As of March 2017, only three of those teams do not lead their respective groups after three of nine matchdays played. The Netherlands, one of these three has suffered the biggest fall from grace, failed to qualify for an expanded 24-team Euros tournament after reaching the semifinals of the 2014 World Cup in Brazil.

France, ranked 22nd in the world and in pot two, reached the finals of the Euros on home soil and look favourites to win Group A after a 1-0 away win against the Dutch in Amsterdam. Considering that the best eight runners-up compete for four spots in the finals, the Netherlands will be desperate to put some daylight between themselves and Sweden.


Euro winners Portugal lost to Switzerland on the opening matchday and are three points behind them in Group B. It looks like the battle to decide the winner of this group will go till the last matchday of the group when the Portuguese host the Swiss.

The match of the round is taking place in Dublin as Wales travel to face group leaders Republic of Ireland. Chris Coleman’s men surprised everybody by reaching the semifinals of the Euros but find themselves in third in the group after dropping points to Georgia and Serbia at home.

A negative result could see the Welsh fighting for a runners-up spot in the group instead and a playoff to get to their first World Cup since 1958.


Spain host Israel in Group G, the latter just one point behind La Furia Roja and Italy, waiting for a slip-up from the two above them in the table. Everyone’s second favourite team and Euro quarterfinalists Iceland are third in Group I, behind Croatia and Ukraine and must beat UEFA’s newest member, Kosovo to keep pace with the top two.

Brazil comfortable, Argentina need two on two

The Selecao, are finally moving on from their 7-1 humiliation back home as they are on a six-match winning streak scoring 17 goals and conceding just one to storm to the top of the World Cup qualification charts.

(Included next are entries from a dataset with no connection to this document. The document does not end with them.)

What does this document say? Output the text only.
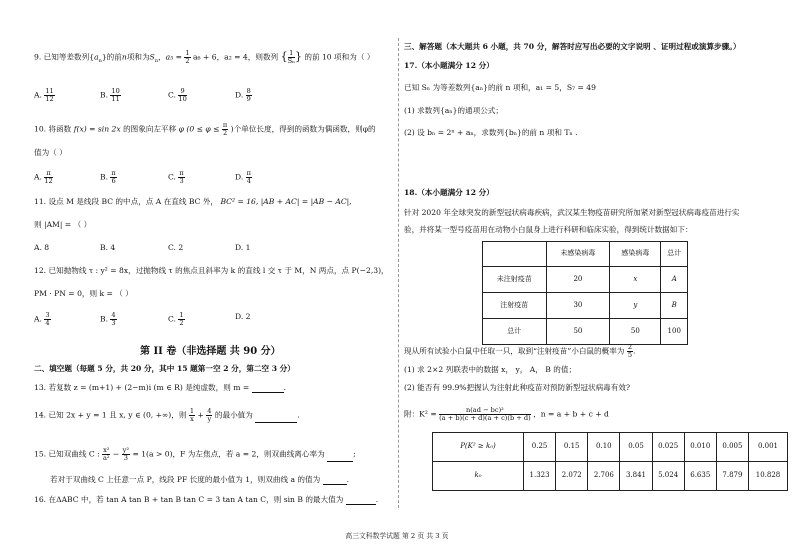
9. 已知等差数列$\{a_n\}$的前n项和为$S_n$，$a_5 = \frac{1}{2} a_6 + 6$，a₂ = 4，则数列 { $\frac{1}{\text{Sₙ}}$ } 的前 10 项和为（ ）
A. $\frac{11}{12}$	B. $\frac{10}{11}$	C. $\frac{9}{10}$	D. $\frac{8}{9}$
10. 将函数 f(x) = sin 2x 的图象向左平移 φ ($0 \le \varphi \le \frac{\pi}{2}$ )个单位长度，得到的函数为偶函数，则φ的
值为（ ）
A. $\frac{\pi}{12}$	B. $\frac{\pi}{6}$	C. $\frac{\pi}{3}$	D. $\frac{\pi}{4}$
11. 设点 M 是线段 BC 的中点，点 A 在直线 BC 外， BC² = 16, |AB + AC| = |AB − AC|,
则 |AM| = （ ）
A. 8	B. 4	C. 2	D. 1
12. 已知抛物线 τ : y² = 8x，过抛物线 τ 的焦点且斜率为 k 的直线 l 交 τ 于 M，N 两点，点 P(−2,3)，
PM · PN = 0，则 k = （ ）
A. $\frac{3}{4}$	B. $\frac{4}{3}$	C. $\frac{1}{2}$	D. 2
第 II 卷（非选择题 共 90 分）
二、填空题（每题 5 分，共 20 分，其中 15 题第一空 2 分，第二空 3 分）
13. 若复数 z = (m+1) + (2−m)i (m ∈ R) 是纯虚数，则 m =	.
14. 已知 2x + y = 1 且 x, y ∈ (0, +∞)，则 $\frac{1}{x} + \frac{4}{y}$ 的最小值为	.
15. 已知双曲线 C : $\frac{\text{x²}}{\text{a²}} - \frac{\text{y²}}{3} = 1(a > 0)$，F 为左焦点，若 a = 2，则双曲线离心率为	;
若对于双曲线 C 上任意一点 P，线段 PF 长度的最小值为 1，则双曲线 a 的值为	.
16. 在ΔABC 中，若 tan A tan B + tan B tan C = 3 tan A tan C，则 sin B 的最大值为	.
三、解答题（本大题共 6 小题，共 70 分，解答时应写出必要的文字说明 、证明过程或演算步骤。）
17.（本小题满分 12 分）
已知 Sₙ 为等差数列{aₙ}的前 n 项和，a₁ = 5，S₇ = 49
(1) 求数列{aₙ}的通项公式；
(2) 设 bₙ = 2ⁿ + aₙ，求数列{bₙ}的前 n 项和 Tₙ .
18.（本小题满分 12 分）
针对 2020 年全球突发的新型冠状病毒疾病，武汉某生物疫苗研究所加紧对新型冠状病毒疫苗进行实
验，并将某一型号疫苗用在动物小白鼠身上进行科研和临床实验，得到统计数据如下：
	未感染病毒	感染病毒	总计
未注射疫苗	20	x	A
注射疫苗	30	y	B
总计	50	50	100
现从所有试验小白鼠中任取一只，取到“注射疫苗”小白鼠的概率为 $\frac{2}{5}$ .
(1) 求 2×2 列联表中的数据 x， y， A， B 的值；
(2) 能否有 99.9%把握认为注射此种疫苗对预防新型冠状病毒有效?
附：$K^2 = \frac{\text{n(ad − bc)²}}{(a + b)(c + d)(a + c)(b + d)}$ ，n = a + b + c + d
P(K² ≥ k₀)	0.25	0.15	0.10	0.05	0.025	0.010	0.005	0.001
k₀	1.323	2.072	2.706	3.841	5.024	6.635	7.879	10.828
高三文科数学试题 第 2 页 共 3 页
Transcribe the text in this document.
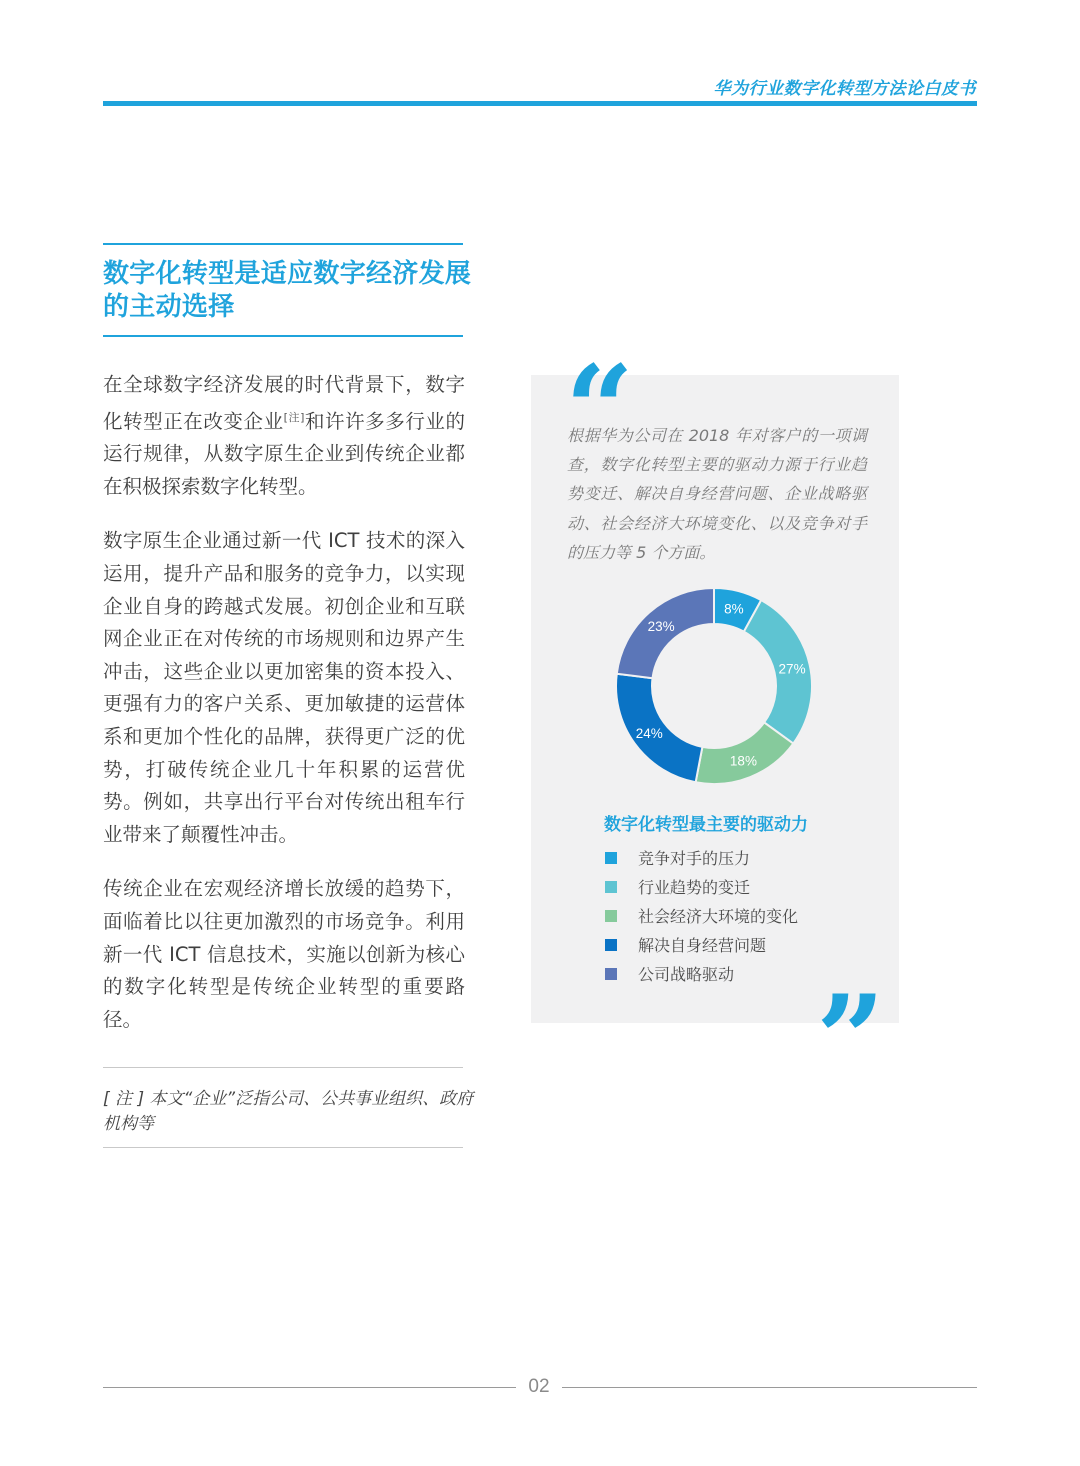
华为行业数字化转型方法论白皮书
数字化转型是适应数字经济发展的主动选择

在全球数字经济发展的时代背景下，数字化转型正在改变企业[注]和许许多多行业的运行规律，从数字原生企业到传统企业都在积极探索数字化转型。

数字原生企业通过新一代 ICT 技术的深入运用，提升产品和服务的竞争力，以实现企业自身的跨越式发展。初创企业和互联网企业正在对传统的市场规则和边界产生冲击，这些企业以更加密集的资本投入、更强有力的客户关系、更加敏捷的运营体系和更加个性化的品牌，获得更广泛的优势，打破传统企业几十年积累的运营优势。例如，共享出行平台对传统出租车行业带来了颠覆性冲击。

传统企业在宏观经济增长放缓的趋势下，面临着比以往更加激烈的市场竞争。利用新一代 ICT 信息技术，实施以创新为核心的数字化转型是传统企业转型的重要路径。

[ 注 ] 本文“企业”泛指公司、公共事业组织、政府机构等
“
根据华为公司在 2018 年对客户的一项调查，数字化转型主要的驱动力源于行业趋势变迁、解决自身经营问题、企业战略驱动、社会经济大环境变化、以及竞争对手的压力等 5 个方面。
8%
27%
18%
24%
23%
数字化转型最主要的驱动力
竞争对手的压力
行业趋势的变迁
社会经济大环境的变化
解决自身经营问题
公司战略驱动 ”
02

These games have incidentally, been the first six of new coach Tite’s reign.

It’s 1 vs 2 in South America as Uruguay host the leaders in Montevideo and Luis Suarez and Co. will be looking to bounce back from their 3-1 defeat at the hands of Chile who take on Argentina in Buenos Aires on the 23rd. Sitting fourth and fifth respectively in the table, it’s a must-not-lose clash for both teams looking to avoid the play-off.


La Albiceleste have witnessed turmoil this previous year with their talisman Lionel Messi announcing and then reversing his international retirement and a new coach in Edgardo Bauza. Playing Bolivia in La Paz on the 28th, at the site of one of their worst showings in recent times, a 6-1 defeat suffered during 2010 World Cup qualification, Argentina need two wins in two to give themselves some breathing space.

With two matchdays also to be played in Asia, the race for the four automatic qualification spots heats up with Group B being the tighest, where four teams are neck-and-neck for the top two places in the group.

Japan travel to Al Ain to take on the United Arab Emirates, the surprise package who shocked the seven-time qualifiers 2-1 in Saitama on the opening matchday. Heavyweights Australia also dropped two points to bottom placed Thailand in a 2-2 draw last time around and welcome the UAE to Sydney on the 28th, after going up against Iraq five days earlier.


Elsewhere, USA are in early trouble, having lost both of their matches in CONCACAF qualification. With the top three from the region qualifying directly, the Stripes and Stars must move on after Jurgen Klinsmann’s departure and try to beat Panama and Honduras in order to force themselves into the reckoning for Russia 2018.

A lot of questions may be answered this week as teams with serious aspirations of lifting the trophy in Russia look to take giant strides towards cementing a place in the final 32. The Race to Russia is well and truly on, and 90 minutes could or break a team’s fight towards world football’s most coveted prize.